Gute Lehrer müssen scheitern
In unserer neiderfüllten Ellbogengesellschaft ist es ziemlich gefährlich, wenn sich ein kluger Kopf aus dem Mittelmaß herauswagt. Das musste eben erst wieder eine engagierte Grundschullehrerin erfahren, deren Schüler offenbar aufgrund ihrer guten pädagogischen Fähigkeiten regelmäßig überdurchschnittlich gute Notenschnitte erzielt hatten.

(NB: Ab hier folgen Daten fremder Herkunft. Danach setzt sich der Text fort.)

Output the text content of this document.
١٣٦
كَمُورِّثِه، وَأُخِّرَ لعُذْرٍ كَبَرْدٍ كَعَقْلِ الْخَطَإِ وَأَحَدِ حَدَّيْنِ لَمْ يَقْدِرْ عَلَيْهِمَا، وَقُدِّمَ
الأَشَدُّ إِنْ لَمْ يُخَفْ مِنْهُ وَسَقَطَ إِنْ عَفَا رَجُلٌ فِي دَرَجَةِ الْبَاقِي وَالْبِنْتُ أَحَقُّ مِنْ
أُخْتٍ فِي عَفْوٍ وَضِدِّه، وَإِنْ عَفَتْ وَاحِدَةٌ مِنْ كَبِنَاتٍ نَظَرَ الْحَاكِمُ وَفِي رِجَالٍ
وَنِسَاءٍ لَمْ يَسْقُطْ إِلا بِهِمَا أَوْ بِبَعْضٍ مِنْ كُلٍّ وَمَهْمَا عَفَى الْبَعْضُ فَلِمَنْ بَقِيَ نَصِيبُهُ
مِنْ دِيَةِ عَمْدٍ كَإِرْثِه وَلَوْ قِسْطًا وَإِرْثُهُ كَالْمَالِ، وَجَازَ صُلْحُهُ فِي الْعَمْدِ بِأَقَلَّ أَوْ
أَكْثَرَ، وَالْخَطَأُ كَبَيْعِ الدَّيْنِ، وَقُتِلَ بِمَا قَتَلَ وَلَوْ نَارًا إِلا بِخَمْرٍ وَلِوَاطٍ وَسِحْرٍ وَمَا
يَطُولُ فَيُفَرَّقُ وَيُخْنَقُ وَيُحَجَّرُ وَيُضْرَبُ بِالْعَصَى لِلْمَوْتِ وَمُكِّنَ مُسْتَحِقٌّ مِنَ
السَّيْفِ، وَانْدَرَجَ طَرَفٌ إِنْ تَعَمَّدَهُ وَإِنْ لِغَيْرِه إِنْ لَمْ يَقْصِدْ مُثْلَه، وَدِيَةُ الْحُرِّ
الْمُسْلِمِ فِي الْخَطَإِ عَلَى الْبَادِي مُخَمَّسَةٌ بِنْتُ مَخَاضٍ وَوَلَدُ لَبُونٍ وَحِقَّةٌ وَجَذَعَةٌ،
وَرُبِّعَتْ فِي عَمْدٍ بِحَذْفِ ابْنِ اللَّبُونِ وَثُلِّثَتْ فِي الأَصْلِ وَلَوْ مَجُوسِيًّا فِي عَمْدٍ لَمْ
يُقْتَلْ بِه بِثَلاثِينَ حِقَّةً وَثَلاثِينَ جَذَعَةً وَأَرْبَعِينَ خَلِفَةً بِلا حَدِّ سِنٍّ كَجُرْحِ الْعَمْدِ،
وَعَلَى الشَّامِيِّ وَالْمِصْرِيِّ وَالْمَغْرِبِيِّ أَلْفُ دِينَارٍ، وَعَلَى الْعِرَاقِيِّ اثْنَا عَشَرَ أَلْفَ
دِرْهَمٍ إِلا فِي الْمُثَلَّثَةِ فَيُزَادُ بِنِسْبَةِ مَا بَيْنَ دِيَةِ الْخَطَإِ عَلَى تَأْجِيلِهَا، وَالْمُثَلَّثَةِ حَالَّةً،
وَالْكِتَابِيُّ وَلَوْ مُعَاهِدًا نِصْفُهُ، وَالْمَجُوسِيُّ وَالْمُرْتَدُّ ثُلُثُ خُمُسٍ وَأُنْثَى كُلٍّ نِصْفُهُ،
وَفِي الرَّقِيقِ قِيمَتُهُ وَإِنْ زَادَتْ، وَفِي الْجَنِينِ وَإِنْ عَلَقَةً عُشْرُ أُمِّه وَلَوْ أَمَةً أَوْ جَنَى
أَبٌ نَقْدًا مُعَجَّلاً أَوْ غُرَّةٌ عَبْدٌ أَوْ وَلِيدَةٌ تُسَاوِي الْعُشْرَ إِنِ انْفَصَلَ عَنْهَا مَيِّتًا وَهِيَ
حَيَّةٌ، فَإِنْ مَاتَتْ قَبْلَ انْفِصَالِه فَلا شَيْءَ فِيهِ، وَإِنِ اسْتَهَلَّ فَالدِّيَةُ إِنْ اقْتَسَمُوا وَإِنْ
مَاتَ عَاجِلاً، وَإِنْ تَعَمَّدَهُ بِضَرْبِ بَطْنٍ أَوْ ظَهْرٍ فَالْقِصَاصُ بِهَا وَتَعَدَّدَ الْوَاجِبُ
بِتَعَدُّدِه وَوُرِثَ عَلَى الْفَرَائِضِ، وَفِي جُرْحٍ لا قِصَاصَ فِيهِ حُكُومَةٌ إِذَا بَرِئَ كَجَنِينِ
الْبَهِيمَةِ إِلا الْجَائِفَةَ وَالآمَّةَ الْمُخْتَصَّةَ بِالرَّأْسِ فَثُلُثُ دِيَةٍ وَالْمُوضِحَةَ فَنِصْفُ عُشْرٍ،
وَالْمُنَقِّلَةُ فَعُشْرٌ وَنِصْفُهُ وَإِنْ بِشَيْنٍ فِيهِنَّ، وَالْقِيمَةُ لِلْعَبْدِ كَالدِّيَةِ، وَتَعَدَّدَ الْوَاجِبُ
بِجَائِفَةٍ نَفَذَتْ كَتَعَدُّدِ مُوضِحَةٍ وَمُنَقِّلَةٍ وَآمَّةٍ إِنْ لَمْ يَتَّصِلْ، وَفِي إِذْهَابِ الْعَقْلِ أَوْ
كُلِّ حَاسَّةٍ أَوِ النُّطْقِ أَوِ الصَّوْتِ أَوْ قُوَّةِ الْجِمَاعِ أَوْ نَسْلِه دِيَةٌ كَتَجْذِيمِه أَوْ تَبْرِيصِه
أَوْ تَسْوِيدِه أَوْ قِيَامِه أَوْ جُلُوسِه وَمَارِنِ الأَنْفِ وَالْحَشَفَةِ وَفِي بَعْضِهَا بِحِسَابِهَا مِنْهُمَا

Weil das ja nicht sein darf, weils erstens der Statistik nicht entspricht und zweitens überdurchschnittliches Engagement für die Durchschnittlichkeit anderer Pädagogen entlarvend ist, bekam die Lehrerin Probleme von Kollegenmobbing bis zu Entlassungsandrohungen.
Inzwischen fühlt sie sich genötigt, an dem System der Versagerproduktion mitzuwirken und deshalb Schulaufgaben so zu konstruieren, dass mit Sicherheit ausreichend Vierer, Fünfer und Sechser herauskommen, damit vor dem Komma des Klassenschnitts endlich auch mal eine Drei steht und sie von der Rektorin nicht behandelt wird wie eine aufmüpfige Bildungswelt-Verbesserin.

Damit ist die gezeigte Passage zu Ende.